Substitute \(x_1\) and \(x_2\):

\[
\begin{aligned}
P &= \alpha + \beta_1 (\tau + \phi_1 z_1 + \phi_2 z_2 + \phi_3 m + \varepsilon_1) + \beta_2 (\gamma + \eta_1 z_1 + \eta_2 z_2 + \eta_3 m + \varepsilon_2) + \beta_3 m + u \\
&= \alpha + \beta_1 \tau + \beta_2 \gamma + (\beta_1 \phi_1 + \beta_2 \eta_1) z_1 + (\beta_1 \phi_2 + \beta_2 \eta_2) z_2 + (\beta_1 \phi_3 + \beta_2 \eta_3 + \beta_3) m \\
&\quad + \beta_1 \varepsilon_1 + \beta_2 \varepsilon_2 + u
\end{aligned}
\]

Define:

\[
\pi_0 = \alpha + \beta_1 \tau + \beta_2 \gamma
\]
\[
\pi_2 = \beta_1 \phi_1 + \beta_2 \eta_1, \quad \pi_3 = \beta_1 \phi_2 + \beta_2 \eta_2
\]
\[
\pi_4 = \beta_1 \phi_3 + \beta_2 \eta_3 + \beta_3
\]

Then the reduced form becomes:

\[
P = \pi_0 + \pi_2 z_1 + \pi_3 z_2 + \pi_4 m + \beta_1 \varepsilon_1 + \beta_2 \varepsilon_2 + u
\]


But under our assumptions:

i) \(z_1\) is excluded from \(x_2\) \(\Rightarrow \eta_1 = 0\)
ii) \(z_2\) is excluded from \(x_1\) \(\Rightarrow \phi_2 = 0\)


So:

\[
\pi_2 = \beta_1 \phi_1, \quad \pi_3 = \beta_2 \eta_2
\]

Now the system becomes:

\[
\beta_1 = \frac{\pi_2}{\phi_1}, \quad \beta_2 = \frac{\pi_3}{\eta_2}
\]

To summarize, the system is identified only if you enforce the correct exclusion restrictions in your first-stage regressions.

Thank you so much,Prof. Andrew, for explaining the answer. I am really grateful.
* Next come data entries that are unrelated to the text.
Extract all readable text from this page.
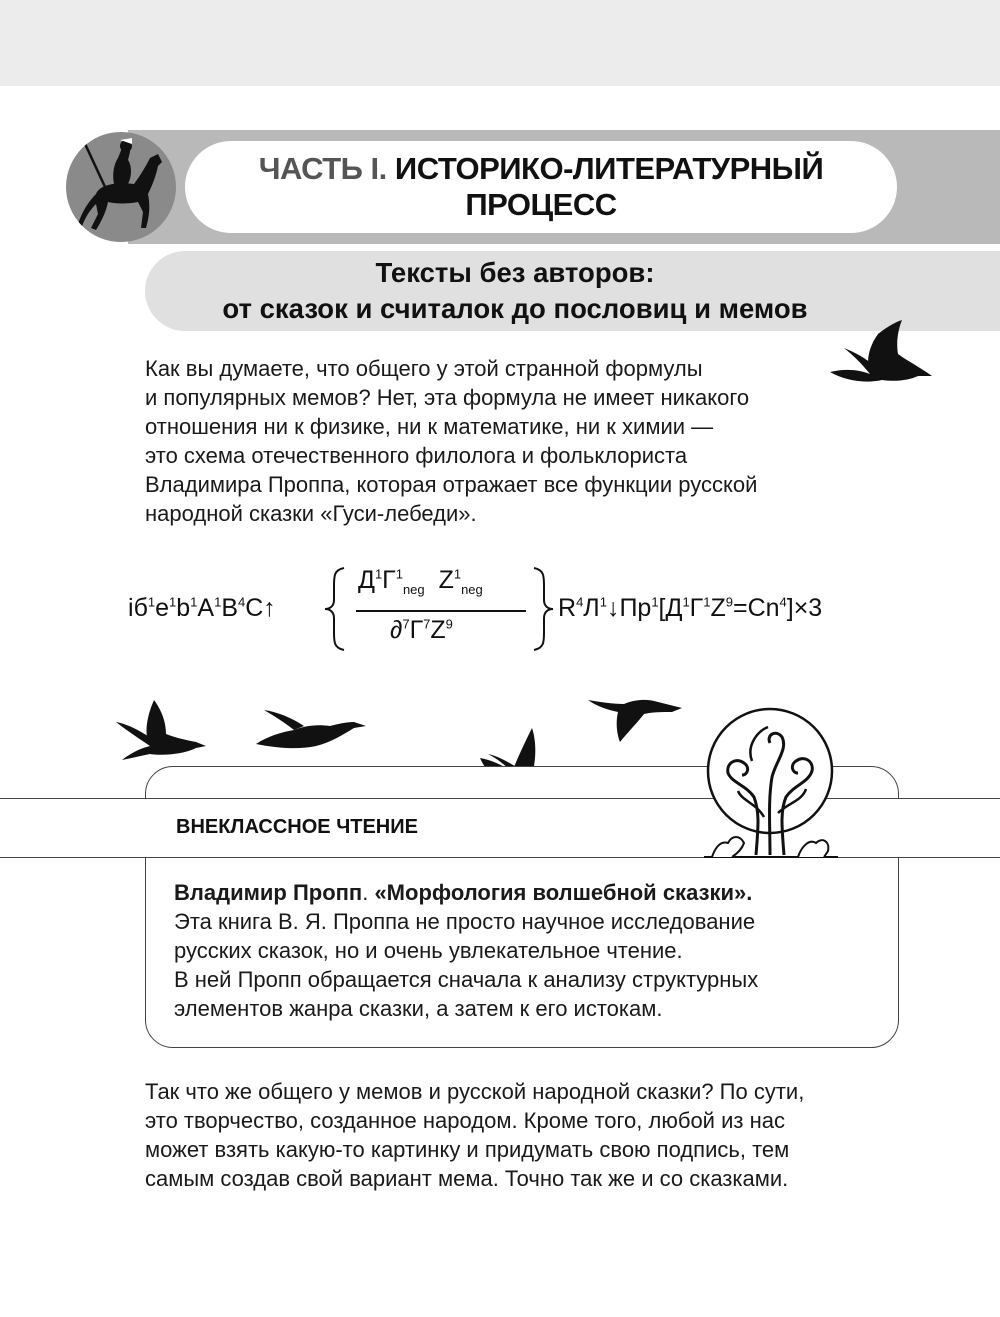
ЧАСТЬ I. ИСТОРИКО-ЛИТЕРАТУРНЫЙ
ПРОЦЕСС
Тексты без авторов:
от сказок и считалок до пословиц и мемов
Как вы думаете, что общего у этой странной формулы
и популярных мемов? Нет, эта формула не имеет никакого
отношения ни к физике, ни к математике, ни к химии —
это схема отечественного филолога и фольклориста
Владимира Проппа, которая отражает все функции русской
народной сказки «Гуси-лебеди».
$іб^1е^1b^1A^1B^4C↑$
$Д^1Г^1_{neg}$ $Z^1_{neg}$
$\partial^7Г^7Z^9$
$R^4Л^1↓Пр^1[Д^1Г^1Z^9=Сn^4]\times 3$
ВНЕКЛАССНОЕ ЧТЕНИЕ
Владимир Пропп. «Морфология волшебной сказки».
Эта книга В. Я. Проппа не просто научное исследование
русских сказок, но и очень увлекательное чтение.
В ней Пропп обращается сначала к анализу структурных
элементов жанра сказки, а затем к его истокам.
Так что же общего у мемов и русской народной сказки? По сути,
это творчество, созданное народом. Кроме того, любой из нас
может взять какую-то картинку и придумать свою подпись, тем
самым создав свой вариант мема. Точно так же и со сказками.
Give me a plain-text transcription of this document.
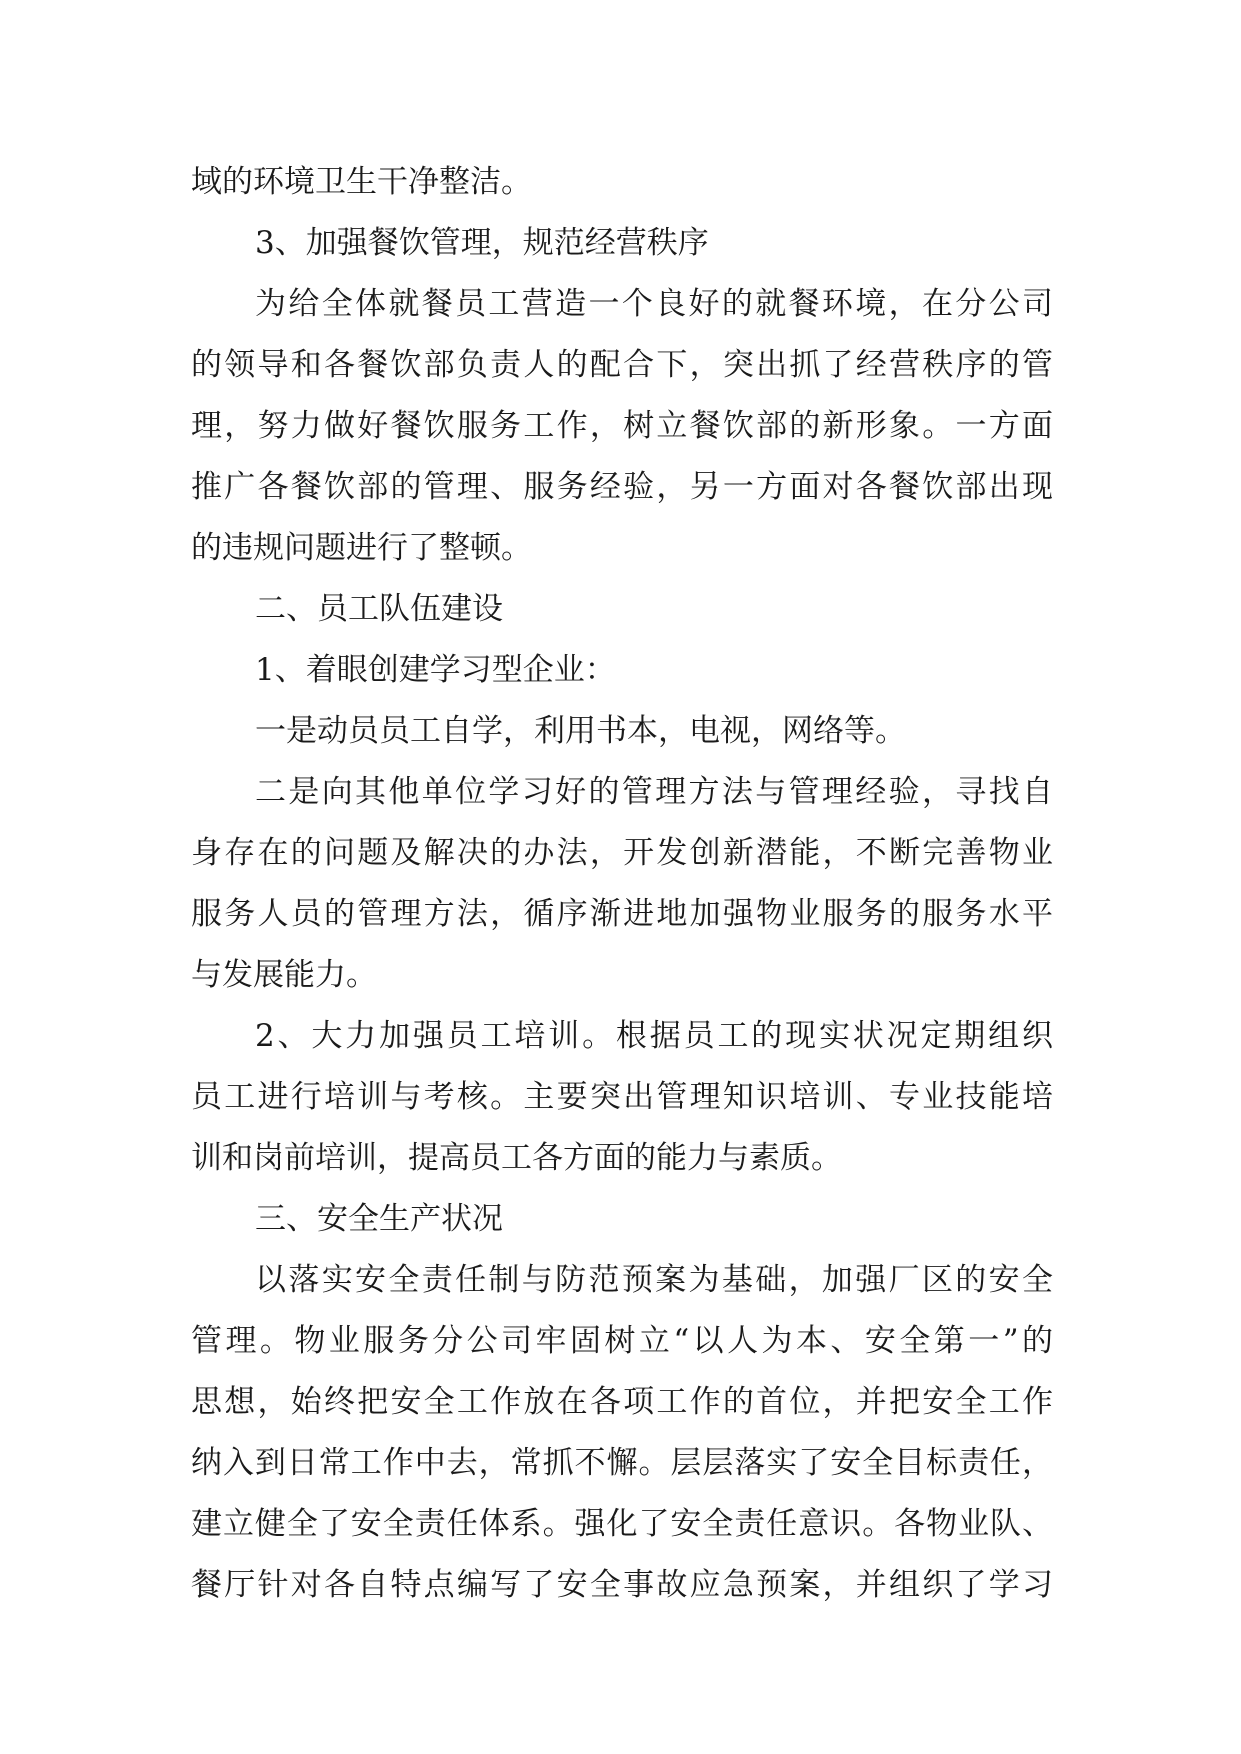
域的环境卫生干净整洁。
3、加强餐饮管理，规范经营秩序
为给全体就餐员工营造一个良好的就餐环境，在分公司
的领导和各餐饮部负责人的配合下，突出抓了经营秩序的管
理，努力做好餐饮服务工作，树立餐饮部的新形象。一方面
推广各餐饮部的管理、服务经验，另一方面对各餐饮部出现
的违规问题进行了整顿。
二、员工队伍建设
1、着眼创建学习型企业：
一是动员员工自学，利用书本，电视，网络等。
二是向其他单位学习好的管理方法与管理经验，寻找自
身存在的问题及解决的办法，开发创新潜能，不断完善物业
服务人员的管理方法，循序渐进地加强物业服务的服务水平
与发展能力。
2、大力加强员工培训。根据员工的现实状况定期组织
员工进行培训与考核。主要突出管理知识培训、专业技能培
训和岗前培训，提高员工各方面的能力与素质。
三、安全生产状况
以落实安全责任制与防范预案为基础，加强厂区的安全
管理。物业服务分公司牢固树立“以人为本、安全第一”的
思想，始终把安全工作放在各项工作的首位，并把安全工作
纳入到日常工作中去，常抓不懈。层层落实了安全目标责任，
建立健全了安全责任体系。强化了安全责任意识。各物业队、
餐厅针对各自特点编写了安全事故应急预案，并组织了学习
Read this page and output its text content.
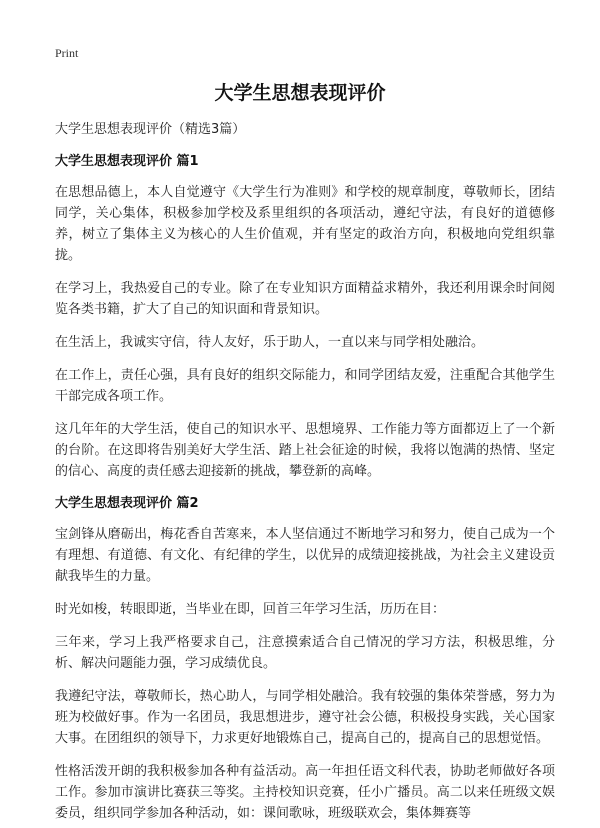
Print
大学生思想表现评价

大学生思想表现评价（精选3篇）

大学生思想表现评价 篇1

在思想品德上，本人自觉遵守《大学生行为准则》和学校的规章制度，尊敬师长，团结同学，关心集体，积极参加学校及系里组织的各项活动，遵纪守法，有良好的道德修养，树立了集体主义为核心的人生价值观，并有坚定的政治方向，积极地向党组织靠拢。

在学习上，我热爱自己的专业。除了在专业知识方面精益求精外，我还利用课余时间阅览各类书籍，扩大了自己的知识面和背景知识。

在生活上，我诚实守信，待人友好，乐于助人，一直以来与同学相处融洽。

在工作上，责任心强，具有良好的组织交际能力，和同学团结友爱，注重配合其他学生干部完成各项工作。

这几年年的大学生活，使自己的知识水平、思想境界、工作能力等方面都迈上了一个新的台阶。在这即将告别美好大学生活、踏上社会征途的时候，我将以饱满的热情、坚定的信心、高度的责任感去迎接新的挑战，攀登新的高峰。

大学生思想表现评价 篇2

宝剑锋从磨砺出，梅花香自苦寒来，本人坚信通过不断地学习和努力，使自己成为一个有理想、有道德、有文化、有纪律的学生，以优异的成绩迎接挑战，为社会主义建设贡献我毕生的力量。

时光如梭，转眼即逝，当毕业在即，回首三年学习生活，历历在目：

三年来，学习上我严格要求自己，注意摸索适合自己情况的学习方法，积极思维，分析、解决问题能力强，学习成绩优良。

我遵纪守法，尊敬师长，热心助人，与同学相处融洽。我有较强的集体荣誉感，努力为班为校做好事。作为一名团员，我思想进步，遵守社会公德，积极投身实践，关心国家大事。在团组织的领导下，力求更好地锻炼自己，提高自己的，提高自己的思想觉悟。

性格活泼开朗的我积极参加各种有益活动。高一年担任语文科代表，协助老师做好各项工作。参加市演讲比赛获三等奖。主持校知识竞赛，任小广播员。高二以来任班级文娱委员，组织同学参加各种活动，如：课间歌咏，班级联欢会，集体舞赛等
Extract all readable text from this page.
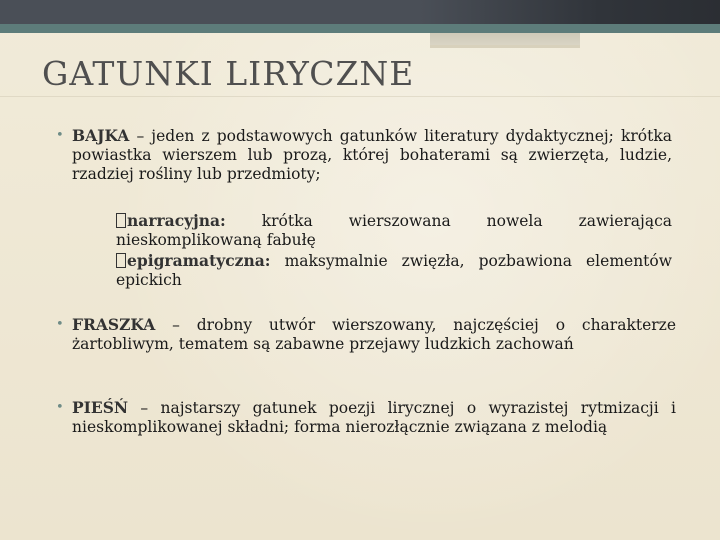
GATUNKI LIRYCZNE
• BAJKA – jeden z podstawowych gatunków literatury dydaktycznej; krótka powiastka wierszem lub prozą, której bohaterami są zwierzęta, ludzie, rzadziej rośliny lub przedmioty;
narracyjna: krótka wierszowana nowela zawierająca nieskomplikowaną fabułę
epigramatyczna: maksymalnie zwięzła, pozbawiona elementów epickich
• FRASZKA – drobny utwór wierszowany, najczęściej o charakterze żartobliwym, tematem są zabawne przejawy ludzkich zachowań
• PIEŚŃ – najstarszy gatunek poezji lirycznej o wyrazistej rytmizacji i nieskomplikowanej składni; forma nierozłącznie związana z melodią
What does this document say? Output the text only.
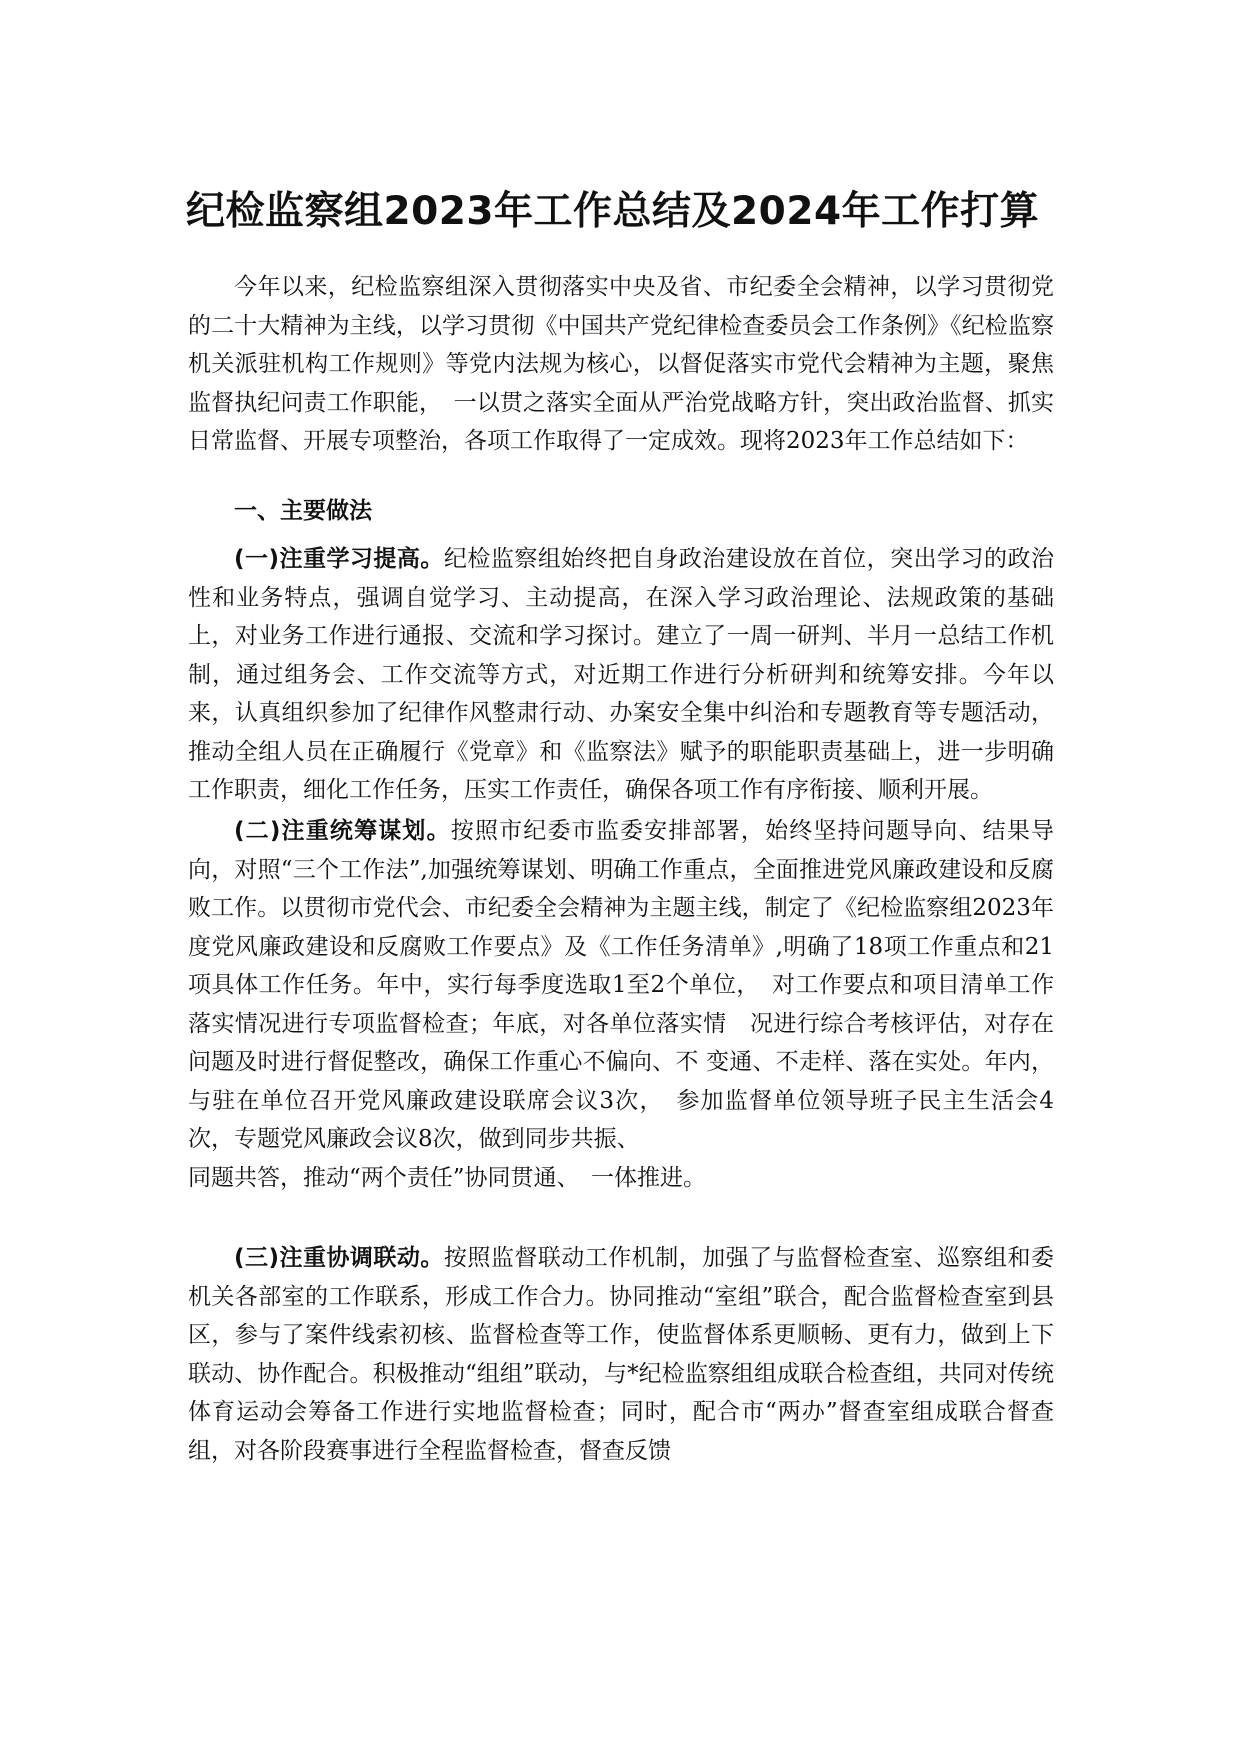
纪检监察组2023年工作总结及2024年工作打算

今年以来，纪检监察组深入贯彻落实中央及省、市纪委全会精神，以学习贯彻党的二十大精神为主线，以学习贯彻《中国共产党纪律检查委员会工作条例》《纪检监察机关派驻机构工作规则》等党内法规为核心，以督促落实市党代会精神为主题，聚焦监督执纪问责工作职能，　一以贯之落实全面从严治党战略方针，突出政治监督、抓实日常监督、开展专项整治，各项工作取得了一定成效。现将2023年工作总结如下：

一、主要做法

(一)注重学习提高。纪检监察组始终把自身政治建设放在首位，突出学习的政治性和业务特点，强调自觉学习、主动提高，在深入学习政治理论、法规政策的基础上，对业务工作进行通报、交流和学习探讨。建立了一周一研判、半月一总结工作机制，通过组务会、工作交流等方式，对近期工作进行分析研判和统筹安排。今年以来，认真组织参加了纪律作风整肃行动、办案安全集中纠治和专题教育等专题活动，推动全组人员在正确履行《党章》和《监察法》赋予的职能职责基础上，进一步明确工作职责，细化工作任务，压实工作责任，确保各项工作有序衔接、顺利开展。

(二)注重统筹谋划。按照市纪委市监委安排部署，始终坚持问题导向、结果导向，对照“三个工作法”,加强统筹谋划、明确工作重点，全面推进党风廉政建设和反腐败工作。以贯彻市党代会、市纪委全会精神为主题主线，制定了《纪检监察组2023年度党风廉政建设和反腐败工作要点》及《工作任务清单》,明确了18项工作重点和21项具体工作任务。年中，实行每季度选取1至2个单位，　对工作要点和项目清单工作落实情况进行专项监督检查；年底，对各单位落实情　况进行综合考核评估，对存在问题及时进行督促整改，确保工作重心不偏向、不 变通、不走样、落在实处。年内，与驻在单位召开党风廉政建设联席会议3次，　参加监督单位领导班子民主生活会4次，专题党风廉政会议8次，做到同步共振、
同题共答，推动“两个责任”协同贯通、　一体推进。

(三)注重协调联动。按照监督联动工作机制，加强了与监督检查室、巡察组和委机关各部室的工作联系，形成工作合力。协同推动“室组”联合，配合监督检查室到县区，参与了案件线索初核、监督检查等工作，使监督体系更顺畅、更有力，做到上下联动、协作配合。积极推动“组组”联动，与*纪检监察组组成联合检查组，共同对传统体育运动会筹备工作进行实地监督检查；同时，配合市“两办”督查室组成联合督查组，对各阶段赛事进行全程监督检查，督查反馈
Rather than doing hard math -- which tends to mask the issue -- it's helpful to think in terms of when perfect collinearity is ruled out. Let x* be the linear function of z1, z2, and m represented by the linear projection (that is, without the error term). Similarly, y* is the linear projection onto (z1,z2,m). The 2SLS estimator is the sample version of OLS regression of p on x*, y*, and m. So the key is that these variables are not perfectly collinear (and we would like them not to be very highly correlated, but we sometimes can't control that). Clearly if, say, both ph2 and eta2 are zero, (x*,y*,m) form a perfectly collinear set. Andrew's case is useful because it shows phi1 != 0, phi2 = 0, eta1 = 0, eta2 != 0 leads to identification. But identification will usually hold if all four coefficients are nonzero. We'd like z1 to "mostly" predict x and z2 to "mostly" predict y, but both IVs can predict both x and y. We need to rule out that (phi1,phi2) is a multiple of (eta1,eta2). Otherwise, perfectly collinearity occurs in (x*,y*,m) and then we lose identification.

Thank you so much,Professor Wooldridge, for the explanation. I am really grateful.